With bariatric patients, collecting accurate measurements can be difficult — but very necessary for a successful end result.

“These custom modifications require very exact measurements on how the seating must be set up,” Doherty says. “For example, a large gap or pocket may be needed between the seat and the backrest in order to make allowances for redundant tissue. In addition, [bariatric clients] often have other medical complications, such as circulatory issues. Diabetes can contribute to pressure sores developing and not healing. Function in the seated position can be its own challenge when dealing with a very large individual. So as you can see, there are many different complications that can arise during a seating evaluation beyond just the seating system.”

How Weight Impacts Decisions

In more mainstream healthcare segments, obesity can be dealt with in a straightforward manner, such as by choosing a heavy-duty standard manual wheelchair that has a higher weight capacity.

But with some bariatric clients, the situation is more complex and requires a more complex answer.

For instance, in a standard mobility client with a higher body weight, we think of a person whose weight is distributed evenly throughout his/her body.

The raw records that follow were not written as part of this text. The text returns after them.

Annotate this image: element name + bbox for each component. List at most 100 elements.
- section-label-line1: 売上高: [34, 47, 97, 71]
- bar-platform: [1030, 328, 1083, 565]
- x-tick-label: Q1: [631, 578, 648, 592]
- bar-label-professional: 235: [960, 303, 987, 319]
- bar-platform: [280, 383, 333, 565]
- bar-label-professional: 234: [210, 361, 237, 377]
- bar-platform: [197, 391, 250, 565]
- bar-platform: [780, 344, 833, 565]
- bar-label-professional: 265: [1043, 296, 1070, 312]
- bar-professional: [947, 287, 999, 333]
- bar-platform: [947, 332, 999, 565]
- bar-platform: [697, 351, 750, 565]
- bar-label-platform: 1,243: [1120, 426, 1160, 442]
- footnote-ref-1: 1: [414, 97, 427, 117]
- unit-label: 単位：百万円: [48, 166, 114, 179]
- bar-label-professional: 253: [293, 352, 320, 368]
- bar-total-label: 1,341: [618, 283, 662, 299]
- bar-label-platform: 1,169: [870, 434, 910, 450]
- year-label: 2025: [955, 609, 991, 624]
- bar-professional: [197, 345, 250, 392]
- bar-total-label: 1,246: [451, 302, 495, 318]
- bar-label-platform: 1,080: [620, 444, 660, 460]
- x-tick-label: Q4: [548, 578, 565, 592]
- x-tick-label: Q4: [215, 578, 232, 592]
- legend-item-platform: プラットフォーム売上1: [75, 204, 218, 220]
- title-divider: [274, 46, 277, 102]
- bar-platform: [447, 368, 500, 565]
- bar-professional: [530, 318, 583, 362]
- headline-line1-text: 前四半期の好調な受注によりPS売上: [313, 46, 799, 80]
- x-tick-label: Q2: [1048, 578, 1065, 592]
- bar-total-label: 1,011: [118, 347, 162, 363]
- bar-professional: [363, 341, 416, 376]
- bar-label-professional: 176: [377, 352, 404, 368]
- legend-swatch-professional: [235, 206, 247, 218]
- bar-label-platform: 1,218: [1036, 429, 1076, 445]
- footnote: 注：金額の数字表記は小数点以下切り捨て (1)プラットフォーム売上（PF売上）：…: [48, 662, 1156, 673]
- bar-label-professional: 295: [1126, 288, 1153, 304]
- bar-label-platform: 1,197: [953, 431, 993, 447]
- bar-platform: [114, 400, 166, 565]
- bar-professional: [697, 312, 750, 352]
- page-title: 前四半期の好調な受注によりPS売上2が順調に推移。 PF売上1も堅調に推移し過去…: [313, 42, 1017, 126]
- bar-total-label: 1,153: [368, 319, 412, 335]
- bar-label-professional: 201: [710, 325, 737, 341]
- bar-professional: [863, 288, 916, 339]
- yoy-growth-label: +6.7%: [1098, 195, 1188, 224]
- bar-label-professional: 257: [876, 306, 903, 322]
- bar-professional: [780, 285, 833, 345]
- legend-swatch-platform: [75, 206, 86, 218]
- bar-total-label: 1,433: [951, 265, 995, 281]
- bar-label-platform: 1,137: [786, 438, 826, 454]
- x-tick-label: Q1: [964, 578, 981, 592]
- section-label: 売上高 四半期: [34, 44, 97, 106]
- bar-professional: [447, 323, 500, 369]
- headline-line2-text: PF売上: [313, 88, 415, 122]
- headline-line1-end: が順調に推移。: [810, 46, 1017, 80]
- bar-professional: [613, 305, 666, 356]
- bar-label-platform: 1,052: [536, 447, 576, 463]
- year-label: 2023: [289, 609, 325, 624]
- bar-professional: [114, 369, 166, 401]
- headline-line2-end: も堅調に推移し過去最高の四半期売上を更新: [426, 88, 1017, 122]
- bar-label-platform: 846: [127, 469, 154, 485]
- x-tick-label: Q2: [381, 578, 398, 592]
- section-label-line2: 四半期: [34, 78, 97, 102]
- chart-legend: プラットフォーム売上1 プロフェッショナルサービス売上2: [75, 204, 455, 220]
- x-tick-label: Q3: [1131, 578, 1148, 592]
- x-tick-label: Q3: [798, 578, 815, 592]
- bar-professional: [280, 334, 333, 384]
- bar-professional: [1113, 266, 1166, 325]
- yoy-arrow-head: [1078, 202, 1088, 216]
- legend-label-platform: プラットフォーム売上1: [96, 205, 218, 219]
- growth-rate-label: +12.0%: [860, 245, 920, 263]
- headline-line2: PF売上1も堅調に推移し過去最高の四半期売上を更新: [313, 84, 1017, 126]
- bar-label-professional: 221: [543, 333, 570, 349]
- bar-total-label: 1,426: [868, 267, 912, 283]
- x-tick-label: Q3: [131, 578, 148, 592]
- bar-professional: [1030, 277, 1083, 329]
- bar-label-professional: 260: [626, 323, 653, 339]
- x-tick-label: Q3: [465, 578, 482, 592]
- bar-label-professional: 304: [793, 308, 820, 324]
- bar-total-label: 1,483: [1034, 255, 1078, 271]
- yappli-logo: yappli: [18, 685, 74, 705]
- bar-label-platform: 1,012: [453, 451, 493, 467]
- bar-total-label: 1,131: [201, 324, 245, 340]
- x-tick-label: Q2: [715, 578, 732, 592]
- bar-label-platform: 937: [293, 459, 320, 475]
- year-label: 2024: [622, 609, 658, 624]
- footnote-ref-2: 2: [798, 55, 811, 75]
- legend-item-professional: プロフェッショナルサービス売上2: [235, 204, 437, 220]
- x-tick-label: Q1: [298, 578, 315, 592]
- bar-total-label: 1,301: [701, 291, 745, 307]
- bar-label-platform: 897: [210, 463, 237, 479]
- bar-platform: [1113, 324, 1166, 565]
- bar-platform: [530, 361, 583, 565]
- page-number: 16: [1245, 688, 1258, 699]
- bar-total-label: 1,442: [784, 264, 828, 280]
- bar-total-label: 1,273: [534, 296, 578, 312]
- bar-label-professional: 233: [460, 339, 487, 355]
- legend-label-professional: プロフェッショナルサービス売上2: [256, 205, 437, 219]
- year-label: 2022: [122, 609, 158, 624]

A complex rehab client might have a comparable body weight, but that weight might be distributed very differently. Think of a patient with lymphedema whose extra weight is almost entirely in his legs. What will that mean when it’s time to choose a wheelchair?

“The location of the person’s weight and where it is mainly distributed impact the setup of a wheelchair significantly,” Doherty says. “If the weight is distributed forward, it can impact the wear and tear on the wheelchair and the performance of the wheelchair, whether manual or power. Weight that is distributed forward or is carried in the legs or lower abdomen can wear down the front end of a seat cushion and front load a wheelchair. A front-loaded wheelchair will perform poorly because the caster wheels will be carrying more weight than they are supposed to. This will wear the caster wheels out quicker, make it harder for the wheelchair to turn, and affect even a power wheelchair’s performance.”

The location of the client’s weight also affects the type of power chair an ATP or clinician ultimately chooses.

“Clinically, I have a preference towards front-wheel drive for this population,” Doherty says. “There are a multitude of reasons that front-wheel drive is a better choice. A good majority of people who require a bariatric power base carry their weight forward in the seating system; for this reason, having a drive wheel in the front leads to better overall performance.”

Facilitating Other Activities

In addition, the complex rehab team needs to consider other mobility-related activities that can be a real challenge for bariatric clients.

“Many of these individuals cannot ambulate functionally, but still perform a stand-pivot transfer,” Doherty points out. “And for that reason, having the large drive wheel up front prevents caster wheels from interfering with a stand-pivot transfer.”

Being able to safely and efficiently lift and move their own body weight can be a considerable challenge for this patient population.

“The individual who is larger often has a difficult time with transfers because of the weight they must lift to get into a standing position for a stand-pivot transfer to occur,” Doherty says. “An elevated seat is often a benefit because it helps to reduce the levers they must overcome by placing them in a partially standing position already to start. Unfortunately, there are not many power adjustable elevating seats that can handle weight capacities above 300 lbs.”

Doherty also explains that moving within the wheelchair can be very difficult.

“When getting up out of the wheelchair or getting properly positioned or repositioned in the wheelchair seating, they must shift their weight, and this often can be a big challenge for these individuals,” he says. “A slick, low-shear seat cover material can assist with this weight shifting that may be required. However, that slick material may also impact their ability to remain seated back in the seating system, so the overall effects should be considered.”